Dar sokaklar, köprüler dolaşırken işte aradığımız gondollar diyor ve pazarlık yapıyoruz. Sonra da binip keyfini çıkarıyoruz. Ünlü şair Lord Byron’un evi ve daha birçok tarihi ev…”Accademiadi Belle Arti” 1750’de kurulmuş bir sanat galerisi. Birçok resim ve heykel barındırıyormuş. Gezemedim. Başka bir sefer diye düşündüm. Hakkında epeyce bir yazı okumuştum. CàLoredan Sarayı, 15.yüzyılda Loredan ailesinin sarayı olarak yapılmış. Bugün otel olarak kullanılıyor. Kırmızı boyalı ve değişik mimarisi var. Tipik Venedik pencereleri. Guiustinia Sarayı muhteşem…

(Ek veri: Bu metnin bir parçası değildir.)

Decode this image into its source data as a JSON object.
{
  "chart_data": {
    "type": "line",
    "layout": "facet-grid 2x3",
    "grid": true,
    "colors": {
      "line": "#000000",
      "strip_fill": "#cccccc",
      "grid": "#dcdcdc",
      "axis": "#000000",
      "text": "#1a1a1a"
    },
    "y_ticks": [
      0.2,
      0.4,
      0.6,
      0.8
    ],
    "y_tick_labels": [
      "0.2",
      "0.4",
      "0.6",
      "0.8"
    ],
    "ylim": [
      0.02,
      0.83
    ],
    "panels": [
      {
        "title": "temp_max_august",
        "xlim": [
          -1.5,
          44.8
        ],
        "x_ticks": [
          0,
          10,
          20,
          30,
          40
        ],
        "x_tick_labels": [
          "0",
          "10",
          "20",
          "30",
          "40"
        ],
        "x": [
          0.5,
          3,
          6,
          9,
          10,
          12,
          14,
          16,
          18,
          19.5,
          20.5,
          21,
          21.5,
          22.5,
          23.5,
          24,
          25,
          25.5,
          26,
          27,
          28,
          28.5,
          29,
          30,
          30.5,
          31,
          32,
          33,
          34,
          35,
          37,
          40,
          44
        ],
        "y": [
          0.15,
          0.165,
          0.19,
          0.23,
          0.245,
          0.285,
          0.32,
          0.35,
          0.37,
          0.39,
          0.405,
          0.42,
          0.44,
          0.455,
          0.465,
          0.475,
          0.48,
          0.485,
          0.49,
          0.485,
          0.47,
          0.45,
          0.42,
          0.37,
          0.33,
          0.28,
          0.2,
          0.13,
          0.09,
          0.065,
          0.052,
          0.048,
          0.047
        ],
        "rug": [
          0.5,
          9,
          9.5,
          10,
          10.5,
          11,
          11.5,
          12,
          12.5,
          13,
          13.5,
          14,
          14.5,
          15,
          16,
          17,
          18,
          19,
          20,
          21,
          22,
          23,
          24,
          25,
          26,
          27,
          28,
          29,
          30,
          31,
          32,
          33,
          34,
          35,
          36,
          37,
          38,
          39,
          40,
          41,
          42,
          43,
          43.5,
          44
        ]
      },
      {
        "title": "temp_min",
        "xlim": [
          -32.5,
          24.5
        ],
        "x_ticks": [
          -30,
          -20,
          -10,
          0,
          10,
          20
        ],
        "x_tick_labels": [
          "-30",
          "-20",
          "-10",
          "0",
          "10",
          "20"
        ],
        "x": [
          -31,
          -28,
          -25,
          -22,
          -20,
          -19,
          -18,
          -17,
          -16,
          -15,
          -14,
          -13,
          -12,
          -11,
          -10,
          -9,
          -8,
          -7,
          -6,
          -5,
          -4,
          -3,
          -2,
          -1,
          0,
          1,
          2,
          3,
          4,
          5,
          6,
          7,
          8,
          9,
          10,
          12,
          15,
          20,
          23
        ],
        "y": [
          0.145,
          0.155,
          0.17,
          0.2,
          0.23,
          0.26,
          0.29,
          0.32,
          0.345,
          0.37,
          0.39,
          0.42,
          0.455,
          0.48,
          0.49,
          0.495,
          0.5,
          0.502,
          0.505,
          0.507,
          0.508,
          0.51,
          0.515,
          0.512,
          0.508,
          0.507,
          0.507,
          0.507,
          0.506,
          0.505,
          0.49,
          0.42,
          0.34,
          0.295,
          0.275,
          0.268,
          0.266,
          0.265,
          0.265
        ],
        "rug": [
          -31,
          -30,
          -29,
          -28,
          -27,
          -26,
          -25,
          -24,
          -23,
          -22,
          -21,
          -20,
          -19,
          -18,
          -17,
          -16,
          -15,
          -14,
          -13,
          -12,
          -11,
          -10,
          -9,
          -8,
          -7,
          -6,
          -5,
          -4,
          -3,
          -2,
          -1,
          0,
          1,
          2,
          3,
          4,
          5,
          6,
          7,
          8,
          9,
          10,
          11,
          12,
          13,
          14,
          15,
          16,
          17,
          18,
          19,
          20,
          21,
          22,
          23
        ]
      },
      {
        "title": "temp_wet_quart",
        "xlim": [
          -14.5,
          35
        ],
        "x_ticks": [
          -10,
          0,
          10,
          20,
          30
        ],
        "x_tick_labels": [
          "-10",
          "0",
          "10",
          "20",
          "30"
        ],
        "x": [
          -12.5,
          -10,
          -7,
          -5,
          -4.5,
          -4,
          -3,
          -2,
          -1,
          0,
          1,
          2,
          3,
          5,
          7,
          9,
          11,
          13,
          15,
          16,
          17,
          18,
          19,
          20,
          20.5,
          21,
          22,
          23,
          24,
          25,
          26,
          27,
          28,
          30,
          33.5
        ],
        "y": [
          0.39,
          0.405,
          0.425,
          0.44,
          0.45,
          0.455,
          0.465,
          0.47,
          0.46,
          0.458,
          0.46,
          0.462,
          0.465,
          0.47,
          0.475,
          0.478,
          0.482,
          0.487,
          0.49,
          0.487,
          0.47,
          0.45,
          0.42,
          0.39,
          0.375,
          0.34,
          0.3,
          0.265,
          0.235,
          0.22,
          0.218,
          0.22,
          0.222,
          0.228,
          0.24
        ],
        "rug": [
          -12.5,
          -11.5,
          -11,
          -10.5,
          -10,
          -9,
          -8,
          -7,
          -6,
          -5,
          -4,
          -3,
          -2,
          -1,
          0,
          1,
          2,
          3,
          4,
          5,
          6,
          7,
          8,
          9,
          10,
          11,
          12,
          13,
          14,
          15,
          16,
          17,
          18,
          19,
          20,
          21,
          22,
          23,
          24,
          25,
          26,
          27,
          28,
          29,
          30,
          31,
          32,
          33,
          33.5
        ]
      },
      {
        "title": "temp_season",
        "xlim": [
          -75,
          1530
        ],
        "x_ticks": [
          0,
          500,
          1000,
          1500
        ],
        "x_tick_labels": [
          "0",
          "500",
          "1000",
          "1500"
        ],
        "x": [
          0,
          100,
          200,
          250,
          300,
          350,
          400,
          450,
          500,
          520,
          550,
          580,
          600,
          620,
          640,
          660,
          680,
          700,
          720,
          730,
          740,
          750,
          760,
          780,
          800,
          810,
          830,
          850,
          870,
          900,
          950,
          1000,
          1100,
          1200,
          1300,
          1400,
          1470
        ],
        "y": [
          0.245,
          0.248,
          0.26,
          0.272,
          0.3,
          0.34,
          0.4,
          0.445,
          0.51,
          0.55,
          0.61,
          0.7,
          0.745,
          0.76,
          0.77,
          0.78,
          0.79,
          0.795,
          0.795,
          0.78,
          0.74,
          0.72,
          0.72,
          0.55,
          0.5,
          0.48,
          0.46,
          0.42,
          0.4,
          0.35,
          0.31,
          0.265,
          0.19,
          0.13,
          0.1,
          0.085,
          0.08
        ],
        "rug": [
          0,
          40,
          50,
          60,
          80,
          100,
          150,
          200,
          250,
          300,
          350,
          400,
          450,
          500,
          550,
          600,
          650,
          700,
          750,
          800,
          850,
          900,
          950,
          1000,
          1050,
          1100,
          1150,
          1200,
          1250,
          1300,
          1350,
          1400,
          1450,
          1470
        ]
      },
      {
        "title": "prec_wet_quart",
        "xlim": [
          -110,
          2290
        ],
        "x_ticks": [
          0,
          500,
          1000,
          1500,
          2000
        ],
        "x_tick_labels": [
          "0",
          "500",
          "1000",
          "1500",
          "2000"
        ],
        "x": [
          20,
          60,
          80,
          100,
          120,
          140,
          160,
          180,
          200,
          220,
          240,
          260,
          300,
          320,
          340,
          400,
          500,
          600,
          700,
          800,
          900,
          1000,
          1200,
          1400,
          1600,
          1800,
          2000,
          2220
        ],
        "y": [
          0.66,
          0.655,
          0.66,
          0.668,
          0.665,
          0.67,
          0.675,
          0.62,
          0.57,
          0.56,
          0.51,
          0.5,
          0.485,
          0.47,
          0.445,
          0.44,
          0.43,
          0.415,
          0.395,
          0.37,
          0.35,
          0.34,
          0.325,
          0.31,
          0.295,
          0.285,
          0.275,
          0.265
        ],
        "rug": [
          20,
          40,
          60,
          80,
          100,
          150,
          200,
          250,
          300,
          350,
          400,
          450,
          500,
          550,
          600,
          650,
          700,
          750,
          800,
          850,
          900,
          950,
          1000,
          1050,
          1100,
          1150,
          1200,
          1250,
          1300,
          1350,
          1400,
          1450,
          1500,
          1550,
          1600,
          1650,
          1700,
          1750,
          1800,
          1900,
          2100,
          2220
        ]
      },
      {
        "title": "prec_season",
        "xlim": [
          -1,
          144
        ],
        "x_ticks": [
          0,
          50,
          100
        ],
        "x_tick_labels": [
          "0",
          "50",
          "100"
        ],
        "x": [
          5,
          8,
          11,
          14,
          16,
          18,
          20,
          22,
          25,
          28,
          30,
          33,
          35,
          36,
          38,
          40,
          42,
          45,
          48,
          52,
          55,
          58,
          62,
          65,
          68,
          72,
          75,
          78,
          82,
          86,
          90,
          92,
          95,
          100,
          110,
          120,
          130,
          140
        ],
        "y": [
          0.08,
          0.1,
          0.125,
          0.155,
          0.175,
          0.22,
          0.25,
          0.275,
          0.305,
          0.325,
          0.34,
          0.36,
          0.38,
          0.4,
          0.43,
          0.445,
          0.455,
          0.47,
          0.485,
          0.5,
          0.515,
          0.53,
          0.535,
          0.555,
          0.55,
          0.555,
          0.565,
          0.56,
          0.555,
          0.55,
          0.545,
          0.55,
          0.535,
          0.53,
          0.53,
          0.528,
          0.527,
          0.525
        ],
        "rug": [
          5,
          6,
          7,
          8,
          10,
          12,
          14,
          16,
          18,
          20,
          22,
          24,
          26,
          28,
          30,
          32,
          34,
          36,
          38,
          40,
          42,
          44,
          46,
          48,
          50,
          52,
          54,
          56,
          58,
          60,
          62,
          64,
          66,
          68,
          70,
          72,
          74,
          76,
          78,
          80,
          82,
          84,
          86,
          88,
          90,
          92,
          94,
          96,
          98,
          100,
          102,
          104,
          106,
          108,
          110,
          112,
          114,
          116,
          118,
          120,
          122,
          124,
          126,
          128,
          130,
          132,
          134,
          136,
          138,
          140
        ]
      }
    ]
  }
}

Cavalli-Franchetti Sarayı (1565 yılında yapılmış), çok hoş bir mimarisi var. Günümüzde bilim edebiyat ve sanat galerisi olarak kullanılıyormuş. Accademia köprüsüne çok yakın)Accademia Köprüsü ( Büyük Kanal’da tahta bir köprü),Balbi Sarayı (1582’te yapılmış. Venedikli bir aristokratın eviymiş)”TrocchiaStefano”‘da iniyoruz.
Bu güzel yapıların içlerini görmek gerek. Dış görünüşlerinden çok daha güzellerdir eminim. Kocaman şatafatlı bir tarih gözlerimizin önüne. SanMarco’ya çıkabilmek için epey bir savaş veriyoruz. Ama artık tren saati yaklaşıyor. Bir an önce istasyona gitmeliyiz. Hemen bir taksi tekneye biniyor ve oldukça stresli bir zaman geçirerek tren kalkış saatinden 10 dakika önce varıyoruz. Floransa’ya vardığımızda artık gece. Hemen bir pizzacı “La Dantesca” ya giriyoruz. Nefis pizzadan sonra yorgun bir halde otelimize dönüyoruz. Venedik rüyasından her ne kadar uyanmak istemesem de her rüyanın sonu yeni bir günün başlangıcı.